Near the end of the show, I saw a guy sieg heil. He was—we shouldn’t be surprised—a Brown guy; tall, wearing a military-fitted cap and jacket. No one else seemed to notice. I pointed it out to a concert buddy. He shrugged. 

Of course, it’s always possible the guy was simply raising his hand in praise; it’s always possible I misperceived things. But that’s just it. Whether it was a sieg heil or not, whether the Nordic Heritage Museum is a White Pride Museum or not, whether Iceage are neo-Nazis or not—none of this ultimately is required for these things to be reproducing racist effects. What cases like this show, is that across all spheres of life, an as yet invisible tendency is taking shape, working “through” even those people who, like Iceage, if they are to be believed, “are left-wing.” The hand moves forward: objects move without being touched. It’s like such people have been body-snatched, but remain unaware of what they’ve become—or, perhaps, of what they always were, to quote James Baldwin: moral monsters.

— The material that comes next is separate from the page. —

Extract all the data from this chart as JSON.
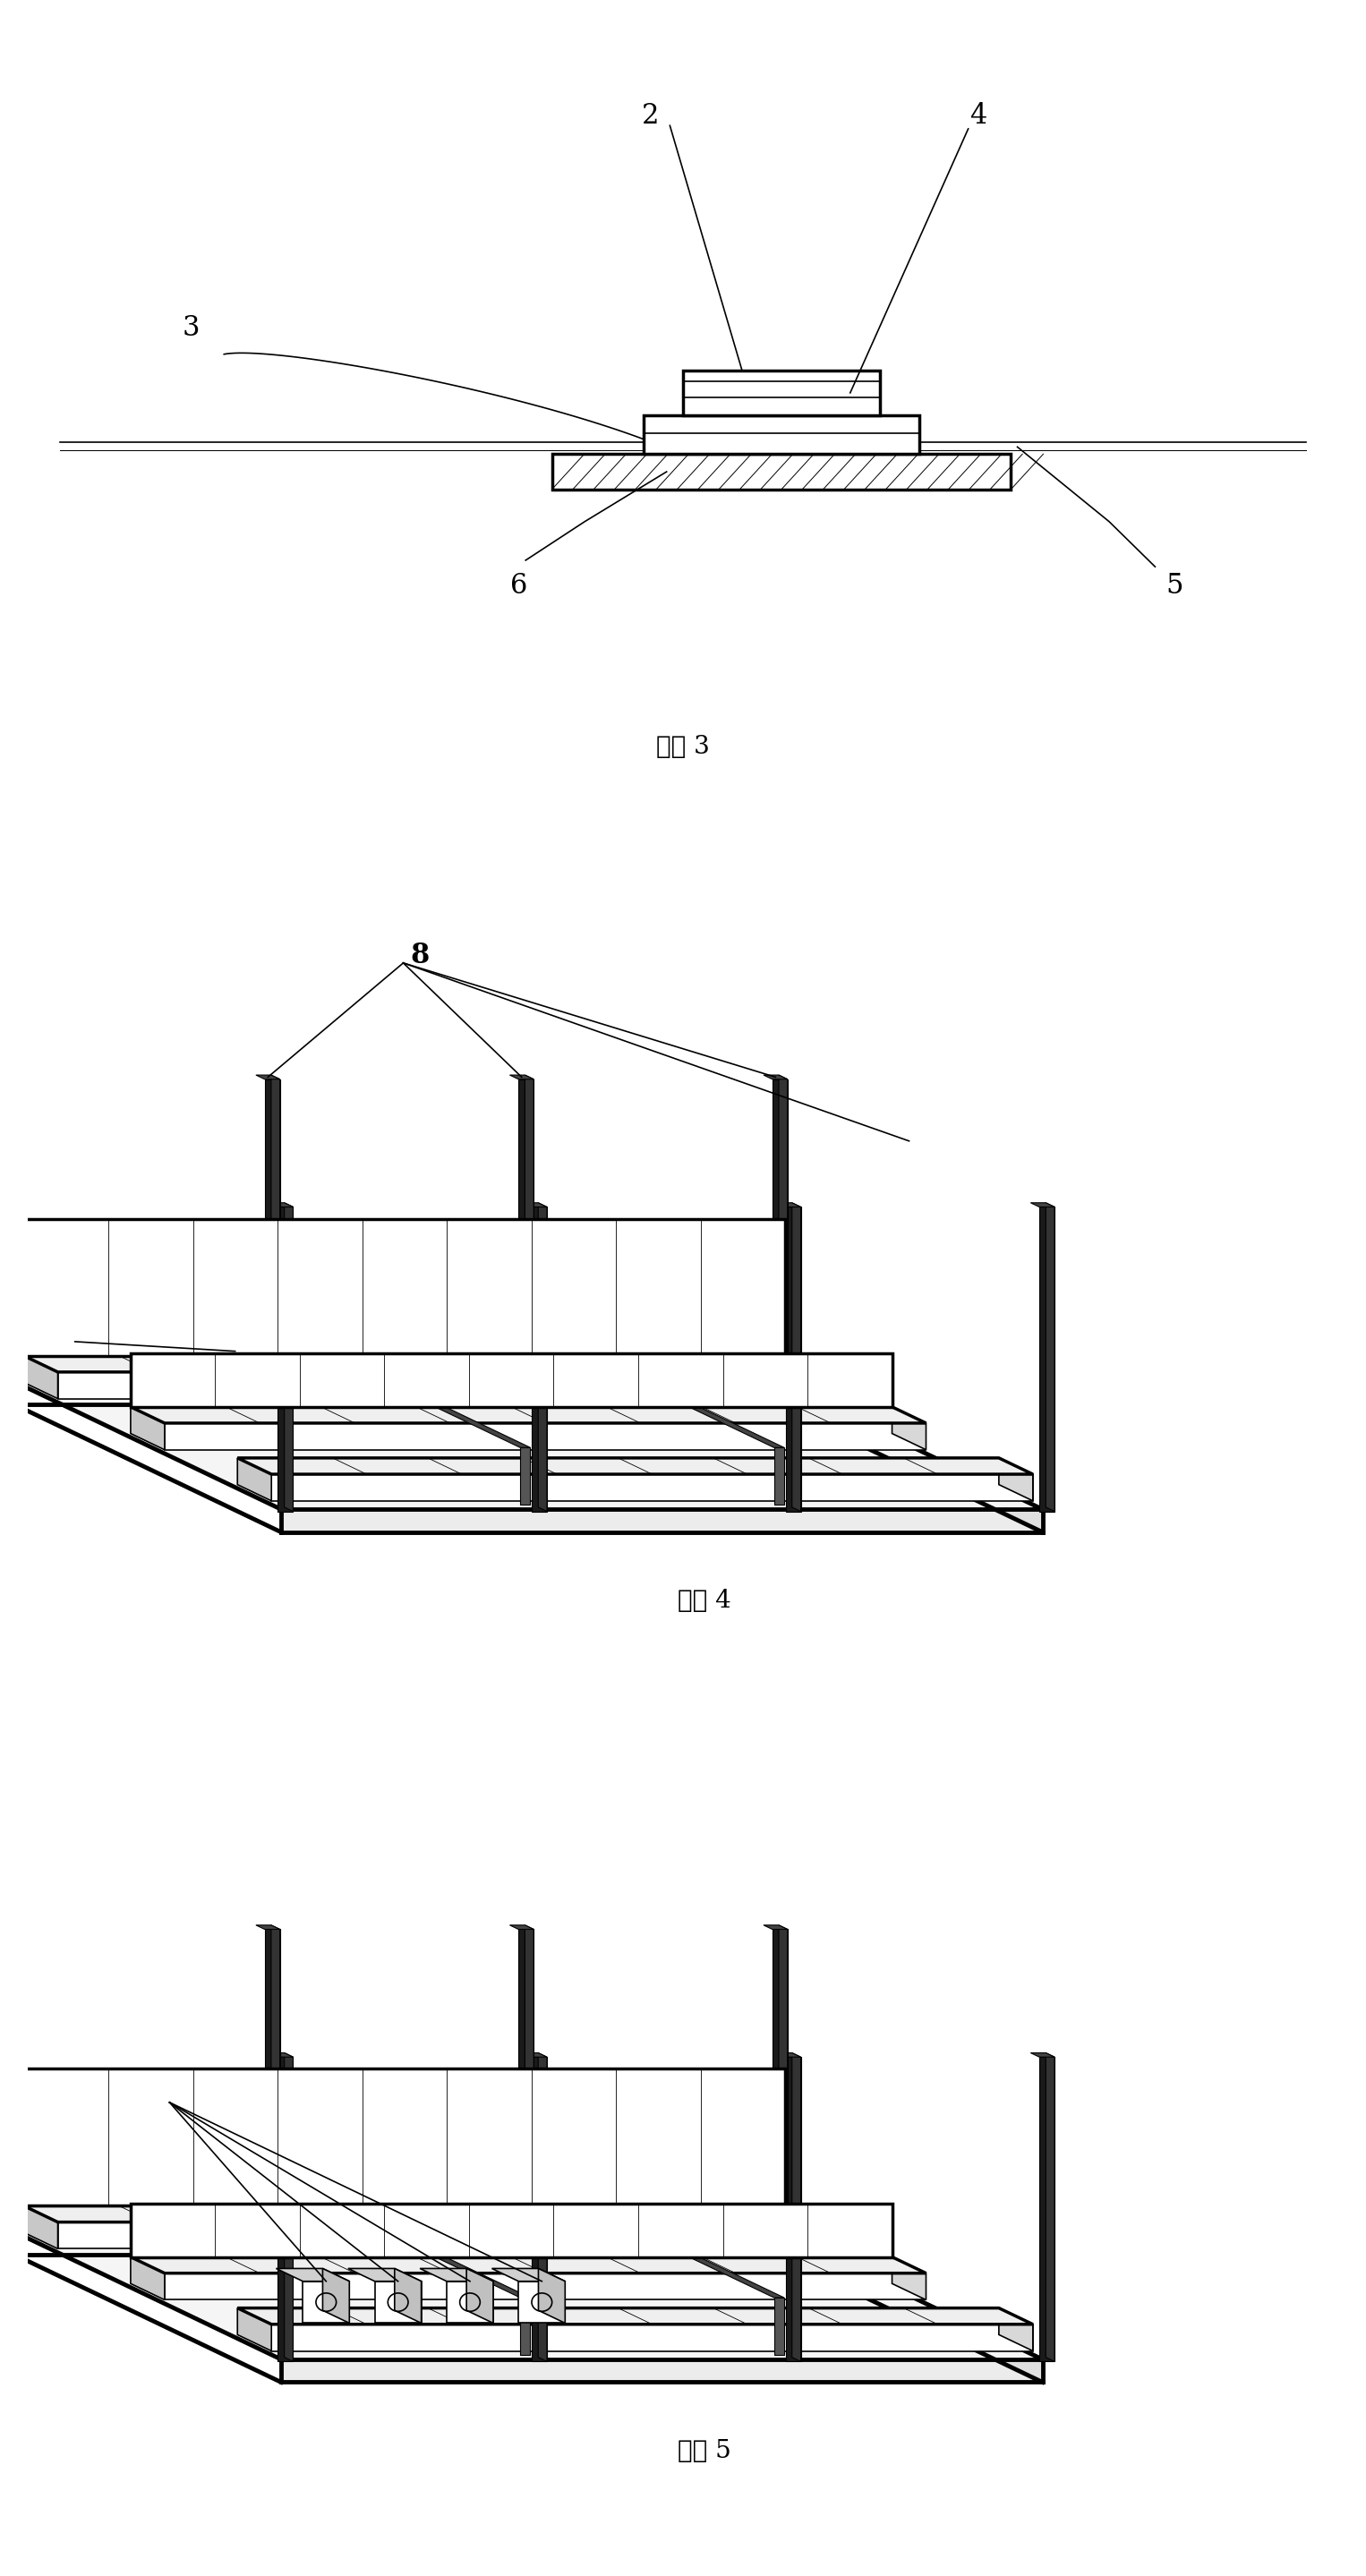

This “new” racism is still crystallizing, and will perhaps in time become something much worse. In the meantime, I say to those willing, as another commentator put it, “to overlook the worst in something in order to enjoy it,” what Aimé Césaire said to Europe of their relationship to Nazism: “without being aware of it, [European man] has a Hitler inside him, Hitler inhabits him, Hitler is his demon.” In the 21st century, it is you who “goes Nazi.”